HUNDREDS of protesters gathered outside Parliament last night as the government continued its ruthless attack on disabled people.

In March, the Tories ignored widespread opposition and forced through a £29 per week cut to employment and support allowance, affecting almost half a million disabled people from April 1 next year.

Labour mounted a challenge in the Commons yesterday, demanding that the cut be reversed.

The protest rally was led by Disabled People Against Cuts (DPAC), a direct action group launched in 2010.

DPAC pressure led to a United Nations investigation into the government’s attacks on disabled people, which found “reliable evidence of grave and systematic violations of disabled people’s rights by the UK government due to welfare reform.”

The government rejected the findings.

Speaking at the rally, DPAC co-founder Linda Burnip said: “From its small beginnings, DPAC has grown into an unstoppable force fighting for equality, human rights and justice for disabled people in the UK and elsewhere.
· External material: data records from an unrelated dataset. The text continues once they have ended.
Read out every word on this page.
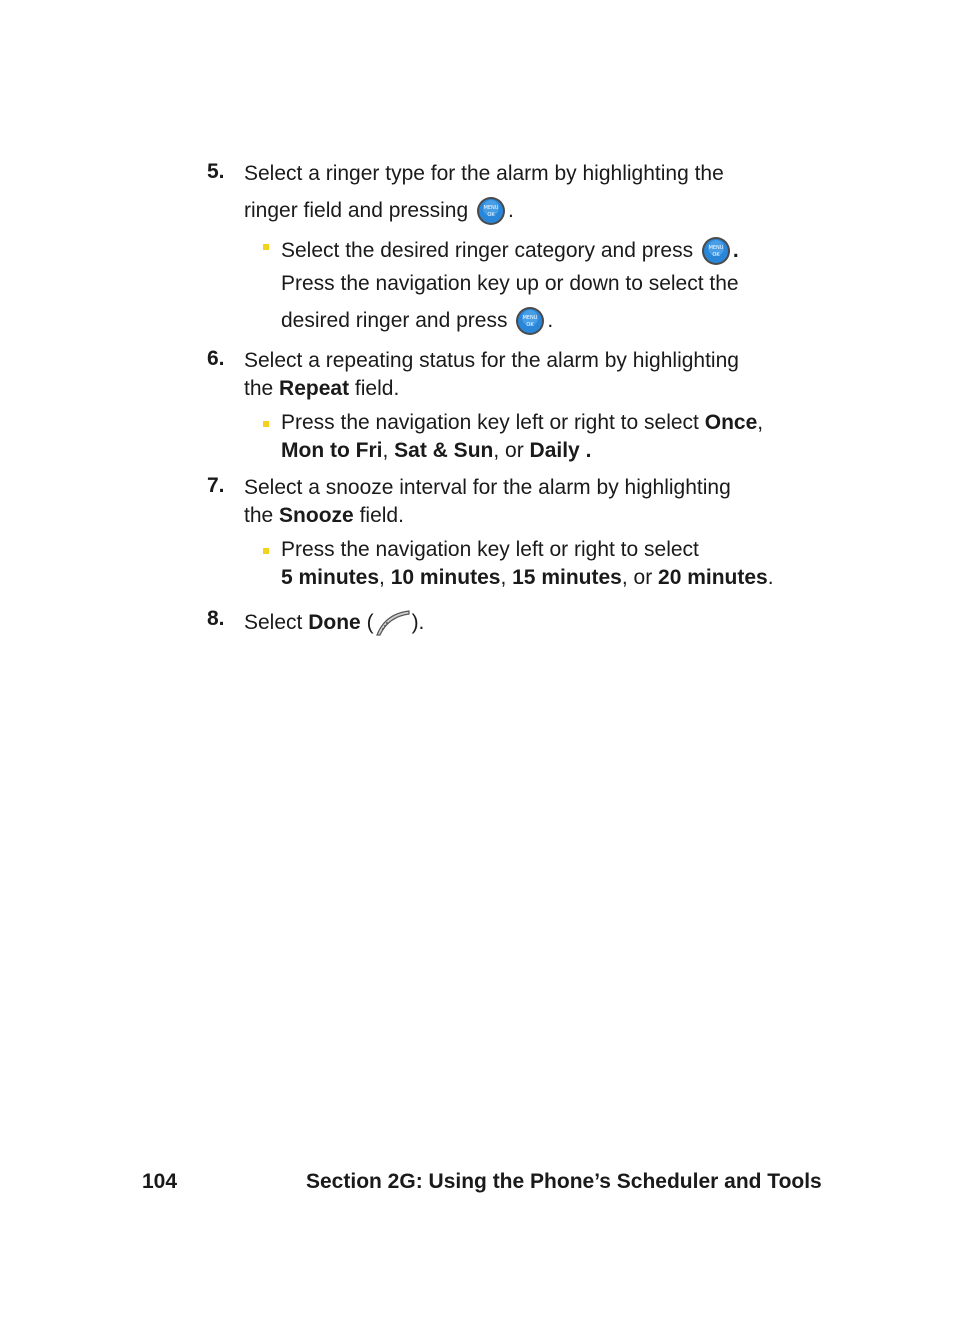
5. Select a ringer type for the alarm by highlighting the
ringer field and pressing	MENU
OK .
Select the desired ringer category and press	MENU
OK .
Press the navigation key up or down to select the
desired ringer and press	MENU
OK .
6. Select a repeating status for the alarm by highlighting
the Repeat field.
Press the navigation key left or right to select Once,
Mon to Fri, Sat & Sun, or Daily .
7. Select a snooze interval for the alarm by highlighting
the Snooze field.
Press the navigation key left or right to select
5 minutes, 10 minutes, 15 minutes, or 20 minutes.
8. Select Done ( ).
104	Section 2G: Using the Phone’s Scheduler and Tools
“Yet, sadly, while now the horrendous attacks against disabled people are much more widely recognised, too many of us have been driven to death or left to fester at home without the levels of care and support we need to take part in society.”

She paid tribute to DPAC co-founder Debbie Jolly, who died last week.

“I know Debbie’s thoughts now would be, in the immortal words of Joe Hill: ‘Don’t mourn: organise,’ so let’s all get started. It’s time to honour Debbie’s memory by fighting back even harder then we already have.

In a message to the rally, film director Ken Loach accused the government of “conscious cruelty.”

He said: “The cuts to social care have devastated people’s daily lives. Another £29 is to be cut from employment and support allowance. How are people expected to live? MPs will charge that amount of money on their expenses for a breakfast.”

The daughter of a disabled woman suffering from cancer told how her mother’s benefits had been stopped when she was too ill to get out of bed to attend an assessment.

When her mother died, she left a note saying: “I am a burden.”